„Leicht war es nicht“
Die Rumänin Anca Covac zieht Bilanz nach einem Jahr in Deutschland und stellt fest, dass die Realität anders ist als in Büchern und Berichten.
Welches Gefühl die Oberhand gewinnt, weiß Anca noch nicht genau. Im Moment ist es eine wilde Mischung. Natürlich ist da die riesige Vorfreude nach einem Jahr in der Fremde wieder nach Hause ins rumänische Oradea zu kommen und Familie und Freunde in die Arme schließen zu können. Doch zugleich ist diese Fremde, in der sie vor elf Monaten eingetroffen war, eben längst nicht mehr so fremd wie zu Anfang, so dass ihr der Abschied auch schwer fällt - wiederum von einigen Freunden, die sie hier gewonnen hat und die sie einmal besuchen kommen will.
„Ich habe viel gelernt, vor allem auch über mich selbst“, betont Anca und ein Lächeln umspielt ihren Mund. Dies kann ihr keiner nehmen, allen Schwierigkeiten und teilweisen Enttäuschungen zum Trotz: Sie ist selbstbewusster geworden, kann Probleme offener benennen und dann effektiver angehen. Sie denkt intensiver über ihre eigene weitere Lebensplanung nach. Natürlich will sie nun ihr Studium fortsetzten. Die Arbeit im Rüdersdorfer Zirkuszelt mit behinderten Kindern und Jugendlichen war eine Erfahrung, die sie unter keinen Umständen missen möchte.
Das, was sie mitnehmen darf, sind viele, viele Erfahrungen. In einigen Punkten haben sie ihr anfängliches Bild von Deutschland und den Deutschen bestätigt. In anderen Punkten stellte sich die Realität anders dar, als sie sie aus Büchern und Berichten entnommen hatte. Dass längst nicht alle Leute hier so pünktlich und penibel sind, wie es immer heißt, weiß sie nun. Jedoch hat sie festgestellt, dass die Mehrzahl der ihr begegneten Menschen vom Temperament her grundsätzlich ein wenig verschlossener sind als die Südosteuropäer.
„Leicht war es nicht“, sagt Anca mit nachdenklichem Blick.
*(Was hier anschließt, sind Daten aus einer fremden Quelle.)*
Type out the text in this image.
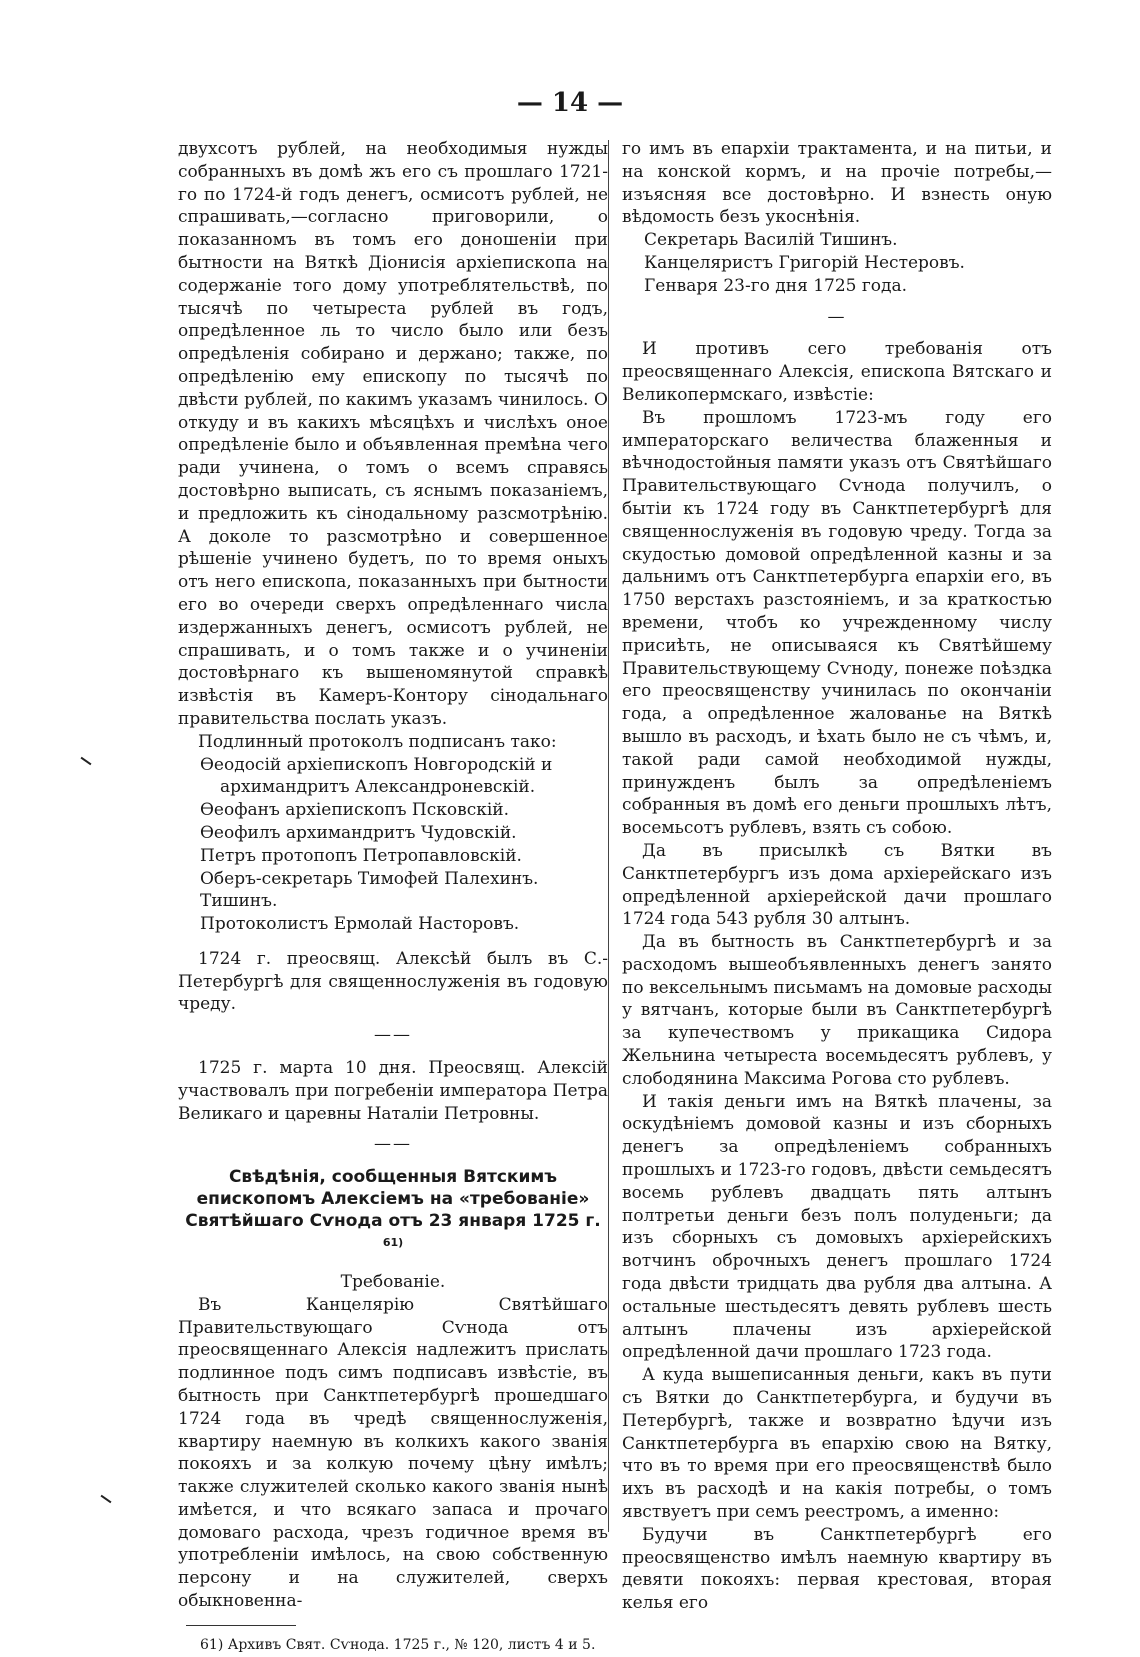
— 14 —

двухсотъ рублей, на необходимыя нужды собранныхъ въ домѣ жъ его съ прошлаго 1721-го по 1724-й годъ денегъ, осмисотъ рублей, не спрашивать,—согласно приговорили, о показанномъ въ томъ его доношеніи при бытности на Вяткѣ Діонисія архіепископа на содержаніе того дому употреблятельствѣ, по тысячѣ по четыреста рублей въ годъ, опредѣленное ль то число было или безъ опредѣленія собирано и держано; такжe, по опредѣленію ему епископу по тысячѣ по двѣсти рублей, по какимъ указамъ чинилось. О откуду и въ какихъ мѣсяцѣхъ и числѣхъ оное опредѣленіе было и объявленная премѣна чего ради учинена, о томъ о всемъ справясь достовѣрно выписать, съ яснымъ показаніемъ, и предложить къ сінодальному разсмотрѣнію. А доколе то разсмотрѣно и совершенное рѣшеніе учинено будетъ, по то время оныхъ отъ него епископа, показанныхъ при бытности его во очереди сверхъ опредѣленнаго числа издержанныхъ денегъ, осмисотъ рублей, не спрашивать, и о томъ также и о учиненіи достовѣрнаго къ вышеномянутой справкѣ извѣстія въ Камеръ-Контору сінодальнаго правительства послать указъ.

Подлинный протоколъ подписанъ тако:

Ѳеодосій архіепископъ Новгородскій и архимандритъ Александроневскій.

Ѳеофанъ архіепископъ Псковскій.

Ѳеофилъ архимандритъ Чудовскій.

Петръ протопопъ Петропавловскій.

Оберъ-секретарь Тимофей Палехинъ.

Тишинъ.

Протоколистъ Ермолай Насторовъ.

1724 г. преосвящ. Алексѣй былъ въ С.-Петербургѣ для священнослуженія въ годовую чреду.

——

1725 г. марта 10 дня. Преосвящ. Алексій участвовалъ при погребеніи императора Петра Великаго и царевны Наталіи Петровны.

——
Свѣдѣнія, сообщенныя Вятскимъ епископомъ Алексіемъ на «требованіе» Святѣйшаго Сѵнода отъ 23 января 1725 г. $^{61)}$
Требованіе.

Въ Канцелярію Святѣйшаго Правительствующаго Сѵнода отъ преосвященнаго Алексія надлежитъ прислать подлинное подъ симъ подписавъ извѣстіе, въ бытность при Санктпетербургѣ прошедшаго 1724 года въ чредѣ священнослуженія, квартиру наемную въ колкихъ какого званія покояхъ и за колкую почему цѣну имѣлъ; также служителей сколько какого званія нынѣ имѣется, и что всякаго запаса и прочаго домоваго расхода, чрезъ годичное время въ употребленіи имѣлось, на свою собственную персону и на служителей, сверхъ обыкновенна-

61) Архивъ Свят. Сѵнода. 1725 г., № 120, листъ 4 и 5.

го имъ въ епархіи трактамента, и на питьи, и на конской кормъ, и на прочіе потребы,—изъясняя все достовѣрно. И взнесть оную вѣдомость безъ укоснѣнія.

Секретарь Василій Тишинъ.

Канцеляристъ Григорій Нестеровъ.

Генваря 23-го дня 1725 года.

—

И противъ сего требованія отъ преосвященнаго Алексія, епископа Вятскаго и Великопермскаго, извѣстіе:

Въ прошломъ 1723-мъ году его императорскаго величества блаженныя и вѣчнодостойныя памяти указъ отъ Святѣйшаго Правительствующаго Сѵнода получилъ, о бытіи къ 1724 году въ Санктпетербургѣ для священнослуженія въ годовую чреду. Тогда за скудостью домовой опредѣленной казны и за дальнимъ отъ Санктпетербурга епархіи его, въ 1750 верстахъ разстояніемъ, и за краткостью времени, чтобъ ко учрежденному числу присиѣть, не описываяся къ Святѣйшему Правительствующему Сѵноду, понеже поѣздка его преосвященству учинилась по окончаніи года, а опредѣленное жалованье на Вяткѣ вышло въ расходъ, и ѣхать было не съ чѣмъ, и, такой ради самой необходимой нужды, принужденъ былъ за опредѣленіемъ собранныя въ домѣ его деньги прошлыхъ лѣтъ, восемьсотъ рублевъ, взять съ собою.

Да въ присылкѣ съ Вятки въ Санктпетербургъ изъ дома архіерейскаго изъ опредѣленной архіерейской дачи прошлаго 1724 года 543 рубля 30 алтынъ.

Да въ бытность въ Санктпетербургѣ и за расходомъ вышеобъявленныхъ денегъ занято по вексельнымъ письмамъ на домовые расходы у вятчанъ, которые были въ Санктпетербургѣ за купечествомъ у прикащика Сидора Жельнина четыреста восемьдесятъ рублевъ, у слободянина Максима Рогова сто рублевъ.

И такія деньги имъ на Вяткѣ плачены, за оскудѣніемъ домовой казны и изъ сборныхъ денегъ за опредѣленіемъ собранныхъ прошлыхъ и 1723-го годовъ, двѣсти семьдесятъ восемь рублевъ двадцать пять алтынъ полтретьи деньги безъ полъ полуденьги; да изъ сборныхъ съ домовыхъ архіерейскихъ вотчинъ оброчныхъ денегъ прошлаго 1724 года двѣсти тридцать два рубля два алтына. А остальные шестьдесятъ девять рублевъ шесть алтынъ плачены изъ архіерейской опредѣленной дачи прошлаго 1723 года.

А куда вышеписанныя деньги, какъ въ пути съ Вятки до Санктпетербурга, и будучи въ Петербургѣ, также и возвратно ѣдучи изъ Санктпетербурга въ епархію свою на Вятку, что въ то время при его преосвященствѣ было ихъ въ расходѣ и на какія потребы, о томъ явствуетъ при семъ реестромъ, а именно:

Будучи въ Санктпетербургѣ его преосвященство имѣлъ наемную квартиру въ девяти покояхъ: первая крестовая, вторая келья его
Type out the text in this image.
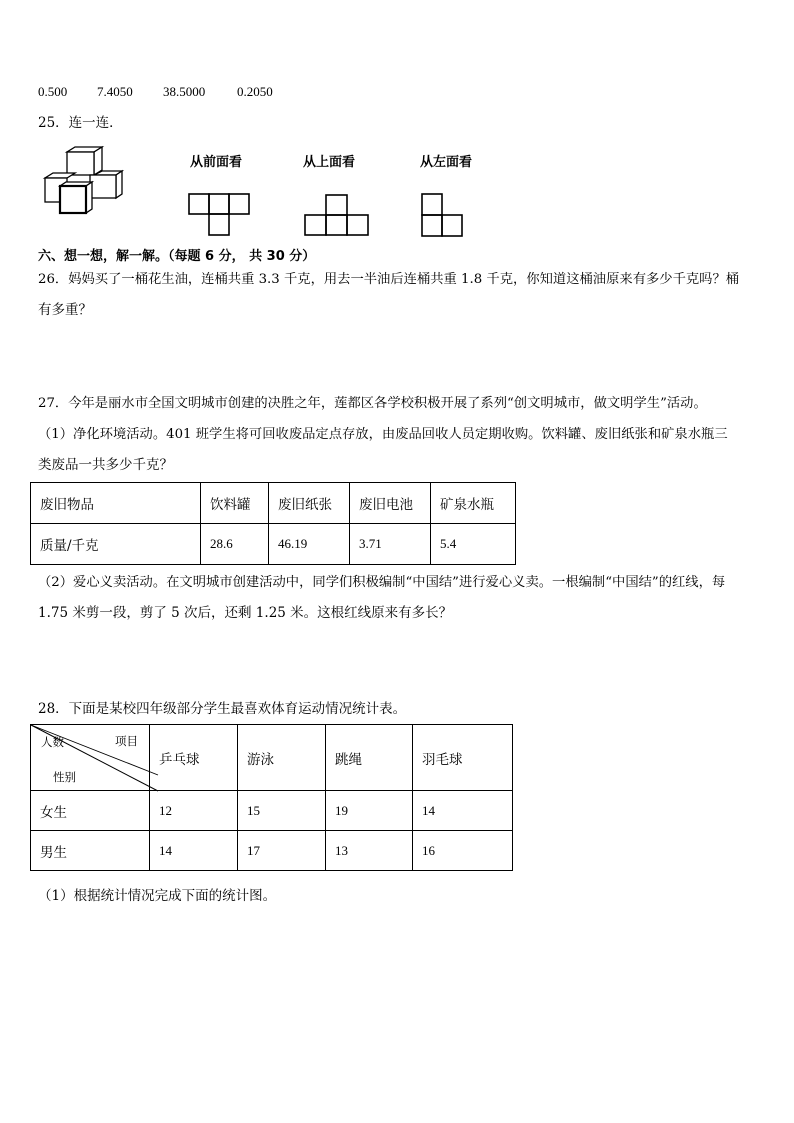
0.500 7.4050 38.5000 0.2050
25．连一连．
从前面看	从上面看	从左面看
六、想一想，解一解。（每题 6 分， 共 30 分）
26．妈妈买了一桶花生油，连桶共重 3.3 千克，用去一半油后连桶共重 1.8 千克，你知道这桶油原来有多少千克吗？桶
有多重？
27．今年是丽水市全国文明城市创建的决胜之年，莲都区各学校积极开展了系列“创文明城市，做文明学生”活动。
（1）净化环境活动。401 班学生将可回收废品定点存放，由废品回收人员定期收购。饮料罐、废旧纸张和矿泉水瓶三
类废品一共多少千克？
废旧物品	饮料罐	废旧纸张	废旧电池	矿泉水瓶
质量/千克	28.6	46.19	3.71	5.4
（2）爱心义卖活动。在文明城市创建活动中，同学们积极编制“中国结”进行爱心义卖。一根编制“中国结”的红线，每
1.75 米剪一段，剪了 5 次后，还剩 1.25 米。这根红线原来有多长？
28．下面是某校四年级部分学生最喜欢体育运动情况统计表。
人数 项目
性别	乒乓球	游泳	跳绳	羽毛球
女生	12	15	19	14
男生	14	17	13	16
（1）根据统计情况完成下面的统计图。
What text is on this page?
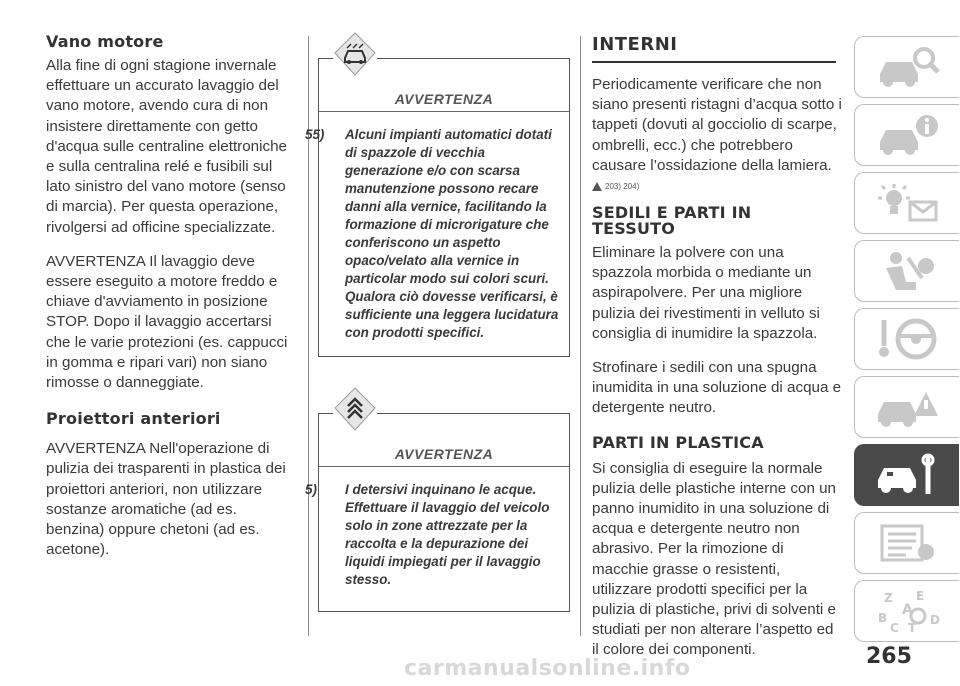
Vano motore

Alla fine di ogni stagione invernale effettuare un accurato lavaggio del vano motore, avendo cura di non insistere direttamente con getto d'acqua sulle centraline elettroniche e sulla centralina relé e fusibili sul lato sinistro del vano motore (senso di marcia). Per questa operazione, rivolgersi ad officine specializzate.

AVVERTENZA Il lavaggio deve essere eseguito a motore freddo e chiave d'avviamento in posizione STOP. Dopo il lavaggio accertarsi che le varie protezioni (es. cappucci in gomma e ripari vari) non siano rimosse o danneggiate.

Proiettori anteriori

AVVERTENZA Nell'operazione di pulizia dei trasparenti in plastica dei proiettori anteriori, non utilizzare sostanze aromatiche (ad es. benzina) oppure chetoni (ad es. acetone).

AVVERTENZA
55) Alcuni impianti automatici dotati di spazzole di vecchia generazione e/o con scarsa manutenzione possono recare danni alla vernice, facilitando la formazione di microrigature che conferiscono un aspetto opaco/velato alla vernice in particolar modo sui colori scuri. Qualora ciò dovesse verificarsi, è sufficiente una leggera lucidatura con prodotti specifici.
AVVERTENZA
5) I detersivi inquinano le acque. Effettuare il lavaggio del veicolo solo in zone attrezzate per la raccolta e la depurazione dei liquidi impiegati per il lavaggio stesso.
INTERNI

Periodicamente verificare che non siano presenti ristagni d’acqua sotto i tappeti (dovuti al gocciolio di scarpe, ombrelli, ecc.) che potrebbero causare l’ossidazione della lamiera.

203) 204)
SEDILI E PARTI IN TESSUTO

Eliminare la polvere con una spazzola morbida o mediante un aspirapolvere. Per una migliore pulizia dei rivestimenti in velluto si consiglia di inumidire la spazzola.

Strofinare i sedili con una spugna inumidita in una soluzione di acqua e detergente neutro.

PARTI IN PLASTICA

Si consiglia di eseguire la normale pulizia delle plastiche interne con un panno inumidito in una soluzione di acqua e detergente neutro non abrasivo. Per la rimozione di macchie grasse o resistenti, utilizzare prodotti specifici per la pulizia di plastiche, privi di solventi e studiati per non alterare l’aspetto ed il colore dei componenti.

Z E
A
B	D
C T
265
carmanualsonline.info
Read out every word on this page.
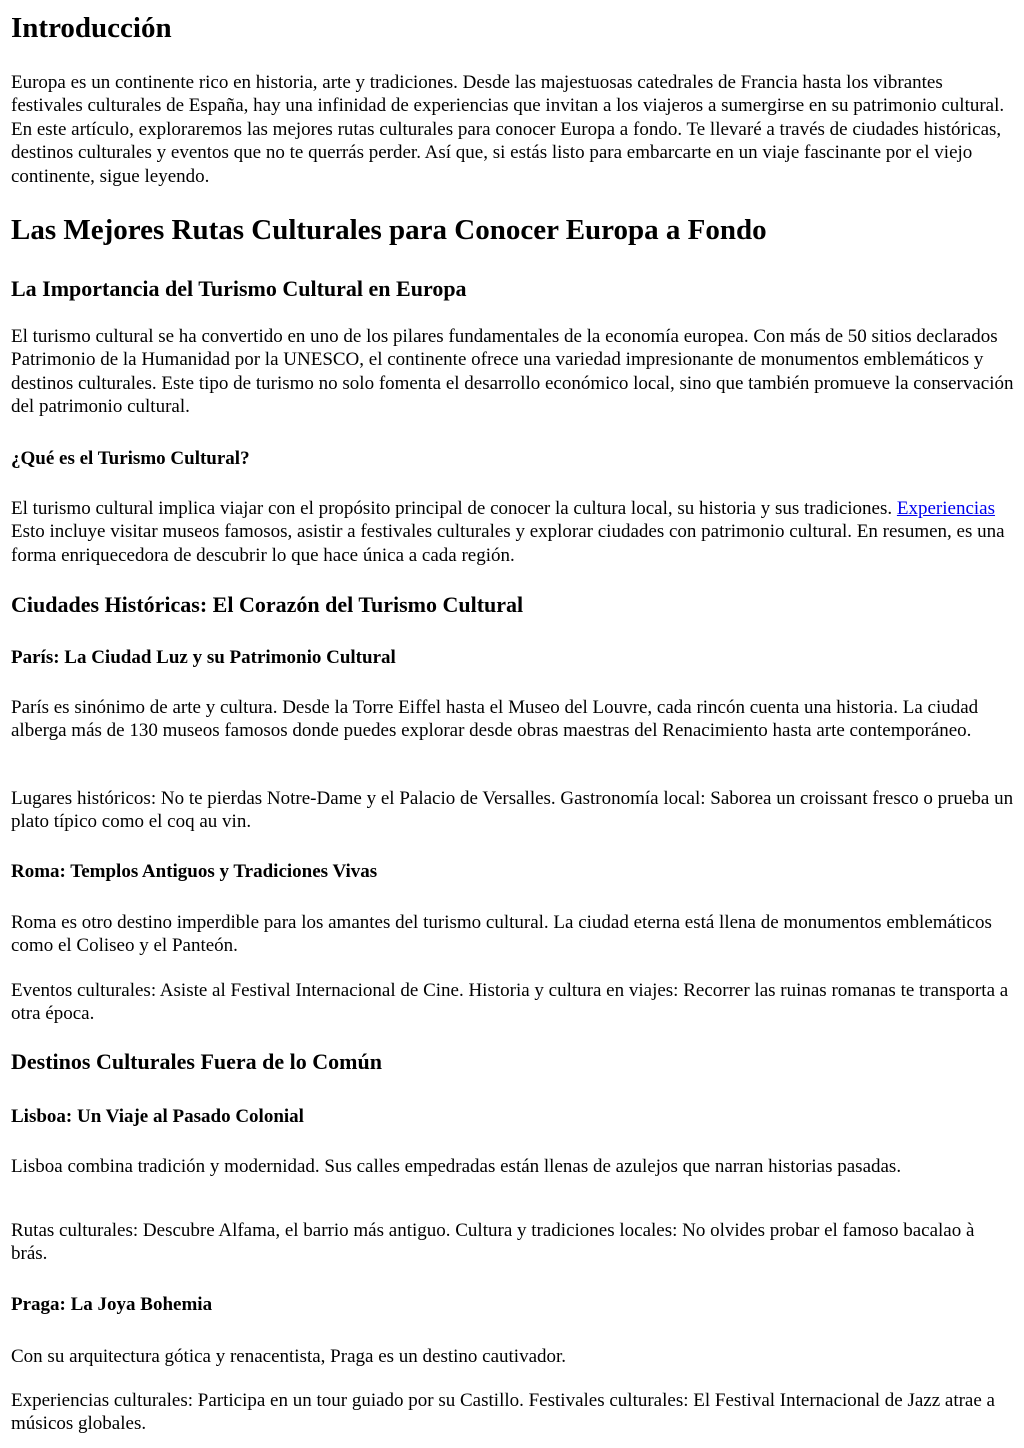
Introducción

Europa es un continente rico en historia, arte y tradiciones. Desde las majestuosas catedrales de Francia hasta los vibrantes festivales culturales de España, hay una infinidad de experiencias que invitan a los viajeros a sumergirse en su patrimonio cultural. En este artículo, exploraremos las mejores rutas culturales para conocer Europa a fondo. Te llevaré a través de ciudades históricas, destinos culturales y eventos que no te querrás perder. Así que, si estás listo para embarcarte en un viaje fascinante por el viejo continente, sigue leyendo.

Las Mejores Rutas Culturales para Conocer Europa a Fondo
La Importancia del Turismo Cultural en Europa

El turismo cultural se ha convertido en uno de los pilares fundamentales de la economía europea. Con más de 50 sitios declarados Patrimonio de la Humanidad por la UNESCO, el continente ofrece una variedad impresionante de monumentos emblemáticos y destinos culturales. Este tipo de turismo no solo fomenta el desarrollo económico local, sino que también promueve la conservación del patrimonio cultural.

¿Qué es el Turismo Cultural?

El turismo cultural implica viajar con el propósito principal de conocer la cultura local, su historia y sus tradiciones. Experiencias Esto incluye visitar museos famosos, asistir a festivales culturales y explorar ciudades con patrimonio cultural. En resumen, es una forma enriquecedora de descubrir lo que hace única a cada región.

Ciudades Históricas: El Corazón del Turismo Cultural
París: La Ciudad Luz y su Patrimonio Cultural

París es sinónimo de arte y cultura. Desde la Torre Eiffel hasta el Museo del Louvre, cada rincón cuenta una historia. La ciudad alberga más de 130 museos famosos donde puedes explorar desde obras maestras del Renacimiento hasta arte contemporáneo.

Lugares históricos: No te pierdas Notre-Dame y el Palacio de Versalles. Gastronomía local: Saborea un croissant fresco o prueba un plato típico como el coq au vin.
Roma: Templos Antiguos y Tradiciones Vivas

Roma es otro destino imperdible para los amantes del turismo cultural. La ciudad eterna está llena de monumentos emblemáticos como el Coliseo y el Panteón.

Eventos culturales: Asiste al Festival Internacional de Cine. Historia y cultura en viajes: Recorrer las ruinas romanas te transporta a otra época.
Destinos Culturales Fuera de lo Común
Lisboa: Un Viaje al Pasado Colonial

Lisboa combina tradición y modernidad. Sus calles empedradas están llenas de azulejos que narran historias pasadas.

Rutas culturales: Descubre Alfama, el barrio más antiguo. Cultura y tradiciones locales: No olvides probar el famoso bacalao à brás.
Praga: La Joya Bohemia

Con su arquitectura gótica y renacentista, Praga es un destino cautivador.

Experiencias culturales: Participa en un tour guiado por su Castillo. Festivales culturales: El Festival Internacional de Jazz atrae a músicos globales.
Rüdersdorf, ihr Quartier in der Grünen Kehle – das war zwar keine Verbannung, zumal sie ihre Unterkunft zum Schluss richtig lieb gewonnen hat. Dennoch blieb die Gemeinde für die Großstädterin ein Ort, an dem sich nach der Arbeit wenig erleben ließ. „Wenn wir mehr unter Menschen gewesen wären, hätten wir vermutlich auch besser Deutsch gelernt“, sagt Anca ein wenig betrübt -nur dass sie eben mit ihrer Freundin Maria abends in der Grünen Kehle sich kaum auf Deutsch unterhalten mochte. Ihr Ziel, bis zur Abreise fließend Deutsch zu sprechen, konnte sie nicht ganz umsetzen. Dennoch – gegenüber den zwei, drei Worten zu Beginn ist eine deutliche Steigerung feststellbar.